Is Australia following?

Looking at Australian stocks, companies such as Cann Group (ASX: CAN), Creso Pharma (ASX: CPH) and Auscann Group (ASX: AC8) have lost between 30-60% of their value over the past nine months.

Meanwhile, shares in biotech researchers Botanix Pharmaceuticals (ASX: BOT) and Impression Health (ASX: IHL) have more than tripled in price.

However, Dr Agarwal said this may not necessarily be due to this shift from upstream to downstream, noting that Australia does not yet have a net surplus or oversupply of cultivation.

“The reason I think most of the Australian values have dropped is partly because of a market pivot to more sophisticated plays, recognising that cultivation is likely to be done by lower cost countries overseas and we’re going to be an import country rather than a grower,” he said.

“Secondly, because we’ve got so much regulation here and the cost to get anything done is so expensive, I think … it will never become cost-effective to grow locally in Australia and use our product to turn into a final product here.”

Dr Agarwal also said the tangible markers of value in the industry have changed.

“Two years ago, if we had this conversation, the tangible markers of value were having a licence and having the patch of land where you would grow it. If you had that, you would float and you’d probably be given a market value of anywhere up to $200 million,” he said.

However, he said today the barriers to getting an ODC [Office of Drug Control] licence are much lower and of the multiple licence holders, “a large number aren’t deriving any commercial benefit”.
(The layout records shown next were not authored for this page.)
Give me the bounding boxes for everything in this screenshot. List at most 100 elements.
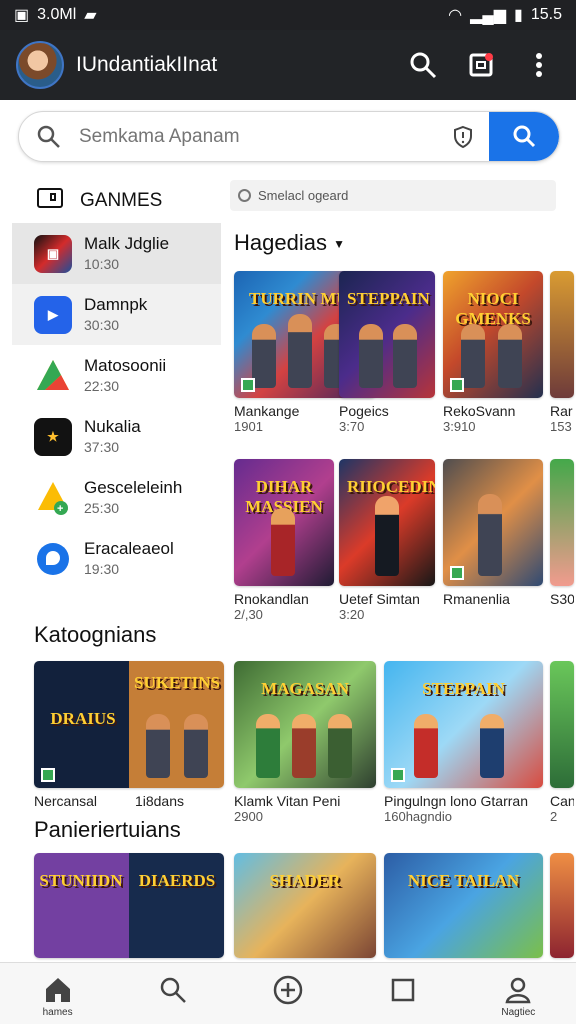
game-cover-image: NICE TAILAN (384, 853, 543, 958)
sidebar-item-damnpk[interactable]: ▶ Damnpk 30:30 (12, 284, 221, 345)
sidebar-item-nukalia[interactable]: ★ Nukalia 37:30 (12, 406, 221, 467)
add-circle-icon (248, 973, 328, 1007)
game-name: Rnokandlan (234, 591, 309, 607)
nav-profile[interactable]: Nagtiec (478, 973, 558, 1018)
sidebar-item-time: 37:30 (84, 438, 120, 455)
square-icon (363, 973, 443, 1007)
sidebar-item-matosoonii[interactable]: Matosoonii 22:30 (12, 345, 221, 406)
notifications-icon[interactable] (460, 44, 502, 86)
sidebar-item-name: Eracaleaeol (84, 538, 174, 558)
platform-badge (391, 768, 405, 782)
game-cover-image: MAGASAN (234, 661, 376, 788)
platform-badge (450, 378, 464, 392)
game-name-pair: Nercansal 1i8dans (34, 793, 224, 809)
nav-add[interactable] (248, 973, 328, 1007)
game-name: RekoSvann (443, 403, 516, 419)
game-name: Rmanenlia (443, 591, 510, 607)
game-meta: 3:910 (443, 419, 476, 434)
section-title-hagedias: Hagedias ▼ (234, 230, 345, 256)
game-card[interactable]: Rar 153 (550, 271, 574, 434)
cover-title: STUNIIDN (39, 871, 123, 890)
platform-badge (241, 378, 255, 392)
game-meta: 2 (550, 809, 558, 824)
game-card[interactable]: DIHAR MASSIEN Rnokandlan 2/,30 (234, 459, 334, 622)
triangle-logo-icon (34, 357, 72, 395)
nav-search[interactable] (133, 973, 213, 1007)
search-icon[interactable] (402, 44, 444, 86)
cover-title: MAGASAN (261, 679, 349, 698)
sidebar-item-time: 30:30 (84, 316, 120, 333)
more-vert-icon[interactable] (518, 44, 560, 86)
game-card[interactable]: NICE TAILAN (384, 853, 543, 958)
search-button[interactable] (489, 112, 559, 161)
game-cover-image (443, 459, 543, 586)
game-card[interactable]: STEPPAIN Pingulngn lono Gtarran 160hagnd… (384, 661, 543, 824)
profile-icon (478, 973, 558, 1007)
game-meta: 3:70 (339, 419, 365, 434)
battery-icon: ▮ (514, 7, 523, 24)
game-card[interactable]: RIIOCEDIN Uetef Simtan 3:20 (339, 459, 435, 622)
game-meta: 2900 (234, 809, 263, 824)
shield-icon[interactable] (437, 125, 489, 149)
game-name: 1i8dans (134, 793, 184, 809)
filter-chip-label: Smelacl ogeard (258, 188, 349, 203)
game-cover-image: RIIOCEDIN (339, 459, 435, 586)
search-input[interactable] (79, 125, 437, 148)
game-cover-image (550, 459, 574, 586)
game-card[interactable]: S30 (550, 459, 574, 607)
cover-title: RIIOCEDIN (347, 477, 435, 496)
game-thumbnail-icon: ▣ (34, 234, 72, 273)
section-title-text: Hagedias (234, 230, 327, 255)
cover-title: SHADER (269, 871, 341, 890)
sidebar-item-gesceleleinh[interactable]: + Gesceleleinh 25:30 (12, 467, 221, 528)
sidebar-heading: GANMES (12, 178, 221, 223)
nav-home[interactable]: hames (18, 973, 98, 1018)
game-card[interactable]: Can 2 (550, 661, 574, 824)
nav-library[interactable] (363, 973, 443, 1007)
cover-title: DRAIUS (50, 709, 116, 728)
home-icon (18, 973, 98, 1007)
section-title-katoognians: Katoognians (34, 622, 157, 647)
game-name: Klamk Vitan Peni (234, 793, 341, 809)
game-card[interactable]: STEPPAIN Pogeics 3:70 (339, 271, 435, 434)
cover-title: STEPPAIN (422, 679, 505, 698)
game-name: Pingulngn lono Gtarran (384, 793, 528, 809)
avatar[interactable] (16, 41, 64, 89)
game-card[interactable]: DRAIUS SUKETINS Nercansal 1i8dans (34, 661, 224, 809)
game-name: Rar (550, 403, 573, 419)
chevron-down-icon[interactable]: ▼ (333, 237, 345, 251)
game-card[interactable]: NIOCI GMENKS RekoSvann 3:910 (443, 271, 543, 434)
sidebar-item-time: 25:30 (84, 499, 120, 516)
filter-chip[interactable]: Smelacl ogeard (230, 180, 556, 211)
status-time-right: 15.5 (530, 6, 562, 23)
game-meta: 160hagndio (384, 809, 452, 824)
sidebar-title: GANMES (80, 189, 163, 211)
game-cover-image: STEPPAIN (384, 661, 543, 788)
cover-title: NICE TAILAN (407, 871, 520, 890)
game-meta: 2/,30 (234, 607, 263, 622)
sidebar-item-eracaleaeol[interactable]: Eracaleaeol 19:30 (12, 528, 221, 589)
search-bar (18, 111, 560, 162)
sidebar-item-malk-jdglie[interactable]: ▣ Malk Jdglie 10:30 (12, 223, 221, 284)
nav-home-label: hames (42, 1007, 73, 1018)
chat-icon (34, 540, 72, 578)
game-cover-image: NIOCI GMENKS (443, 271, 543, 398)
svg-text:+: + (57, 503, 63, 515)
game-card[interactable]: STUNIIDN DIAERDS (34, 853, 224, 958)
platform-badge (450, 566, 464, 580)
game-cover-image: STEPPAIN (339, 271, 435, 398)
search-icon (19, 124, 79, 150)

“There’s many licence holders now, there are many more in the pipeline and the ODC is processing these applications more efficiently. We’re expecting the number of cultivation and manufacturing licence holders to go up and up and up, even before the end of this year.”

Dr Agarwal said this would only exert further negative pressure on the commercial value of licence holders as they increase in number.

He said “you would be a brave person to launch a cultivation stock in the next few months”, adding that Australian companies should focus on value-adding offerings that a developing world country may not be able to imitate, such as high-level GMP finished pharmaceutical goods manufacture, sophisticated research or patented intellectual property development”.

US gears up to knock over competition

According to Dr Agarwal, another factor to be aware of is that the US hasn’t fully joined the global cultivation race since cannabis is only legalised in selected states and exporting is still prohibited as it is federally controlled.

But when the US federal government does legalise cannabis, potentially even in the next 18 months, he said there could be an “tsunami of high quality, well-branded, sophisticated US-made products flooding the global market that will make it very hard for start-up companies in other developed countries to compete.”

“They’ve had a tremendous advantage – California legalised [medicinal cannabis] in 1996 and recreational cannabis in 2016, so they’ve had many years of practice with product development, consumer testing and business strategy.

“Americans are very good at creating global consumer-focused brands and … they’ve generally got excellent cultivation skills and know how to scale businesses multi-nationally,” Dr Agarwal added.